Research on MultiThreaded architectures at BSC-CNSseminarisempresa.fib.upc.edu/anteriors/2008/programes/AulaEmpresas.pdfThis chart shows gzip’s IPC when executed in an 4-context

Exploiting Programmable Architectures for WiFi/ZigBee ... · Exploiting Programmable Architectures for WiFi/ZigBee Inter- ... Bluetooth, ZigBee, phones ... – 1 USRP as a channel

Multithreaded Processors

FAME: FAirly MEasuring Multithreaded Architectures

Runtime Aware Architectures · Multithreaded Vector Architectures (HPCA 1997) SMT Vector Architectures (HICS 1997, ... The MultiCore Era Moore’s Law+ Memory Wall + Power Wall Chip

UPC Reducing Misspeculation Penalty in Trace-Level Speculative Multithreaded Architectures Carlos Molina ψ, ф Jordi Tubella ф Antonio González λ,ф ISHPC-VI,

Anshul Kumar, CSE IITD Other Architectures & Examples Multithreaded architectures Dataflow architectures Multiprocessor examples 1 st May, 2006.
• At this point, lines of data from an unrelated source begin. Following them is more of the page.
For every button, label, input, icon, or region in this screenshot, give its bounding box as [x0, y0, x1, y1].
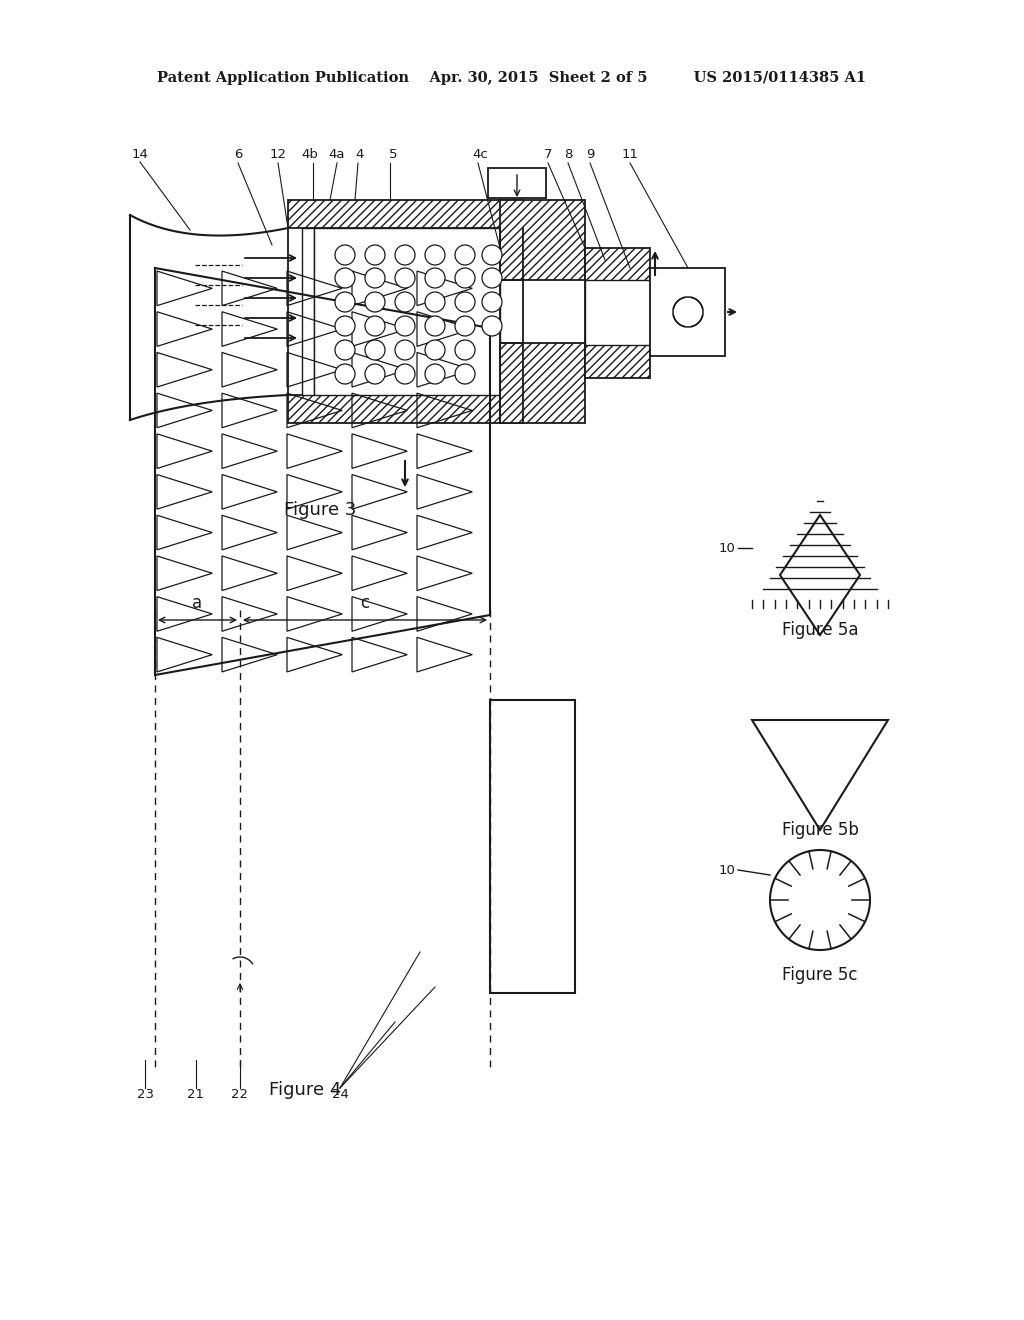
Circle shape [425, 268, 445, 288]
Circle shape [395, 364, 415, 384]
Circle shape [365, 315, 385, 337]
Bar [288, 395, 523, 422]
Text: 24: 24 [332, 1088, 348, 1101]
Circle shape [770, 850, 870, 950]
Circle shape [425, 315, 445, 337]
Circle shape [395, 341, 415, 360]
Text: 4: 4 [355, 149, 365, 161]
Text: 22: 22 [231, 1088, 249, 1101]
Text: 6: 6 [233, 149, 243, 161]
Circle shape [482, 315, 502, 337]
Text: 7: 7 [544, 149, 552, 161]
Text: Figure 3: Figure 3 [284, 502, 356, 519]
Circle shape [395, 315, 415, 337]
Text: Figure 5b: Figure 5b [781, 821, 858, 840]
Circle shape [455, 268, 475, 288]
Text: 12: 12 [269, 149, 287, 161]
Circle shape [395, 268, 415, 288]
Text: c: c [360, 594, 370, 612]
Circle shape [455, 246, 475, 265]
Bar [488, 168, 546, 198]
Circle shape [365, 364, 385, 384]
Circle shape [365, 268, 385, 288]
Text: 4a: 4a [329, 149, 345, 161]
Bar [650, 268, 725, 356]
Bar [585, 280, 650, 345]
Bar [490, 700, 575, 993]
Text: 10: 10 [718, 863, 735, 876]
Bar [500, 343, 585, 422]
Text: a: a [193, 594, 203, 612]
Text: 11: 11 [622, 149, 639, 161]
Circle shape [335, 246, 355, 265]
Circle shape [365, 246, 385, 265]
Circle shape [455, 364, 475, 384]
Bar [585, 248, 650, 378]
Text: 4c: 4c [472, 149, 487, 161]
Circle shape [482, 246, 502, 265]
Circle shape [395, 292, 415, 312]
Circle shape [335, 315, 355, 337]
Circle shape [455, 292, 475, 312]
Circle shape [365, 341, 385, 360]
Circle shape [455, 341, 475, 360]
Circle shape [335, 364, 355, 384]
Circle shape [425, 364, 445, 384]
Text: 23: 23 [136, 1088, 154, 1101]
Text: 5: 5 [389, 149, 397, 161]
Text: 8: 8 [564, 149, 572, 161]
Circle shape [335, 292, 355, 312]
Circle shape [335, 341, 355, 360]
Bar [302, 228, 314, 395]
Circle shape [482, 292, 502, 312]
Text: Patent Application Publication    Apr. 30, 2015  Sheet 2 of 5         US 2015/01: Patent Application Publication Apr. 30, … [158, 71, 866, 84]
Bar [288, 201, 523, 228]
Circle shape [425, 246, 445, 265]
Text: 21: 21 [187, 1088, 205, 1101]
Text: 9: 9 [586, 149, 594, 161]
Circle shape [395, 246, 415, 265]
Text: 14: 14 [131, 149, 148, 161]
Circle shape [335, 268, 355, 288]
Text: Figure 5c: Figure 5c [782, 966, 858, 983]
Text: 10: 10 [718, 541, 735, 554]
Circle shape [425, 292, 445, 312]
Text: Figure 5a: Figure 5a [781, 620, 858, 639]
Bar [500, 201, 585, 280]
Text: Figure 4: Figure 4 [269, 1081, 341, 1100]
Text: 4b: 4b [301, 149, 318, 161]
Circle shape [482, 268, 502, 288]
Circle shape [365, 292, 385, 312]
Circle shape [455, 315, 475, 337]
Bar [314, 228, 500, 395]
Circle shape [425, 341, 445, 360]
Stadium Hashing: Scalable and Flexible Hashing on GPUsmehmet.belviranli.com/papers/pact15.pdfA common approach to exploiting parallelism for hashing in a multithreaded environment

COMP4211 – Advanced Computer Architectures & Algorithms University of NSW Seminar Presentation Semester 2 2004 Software Approaches to Exploiting Instruction.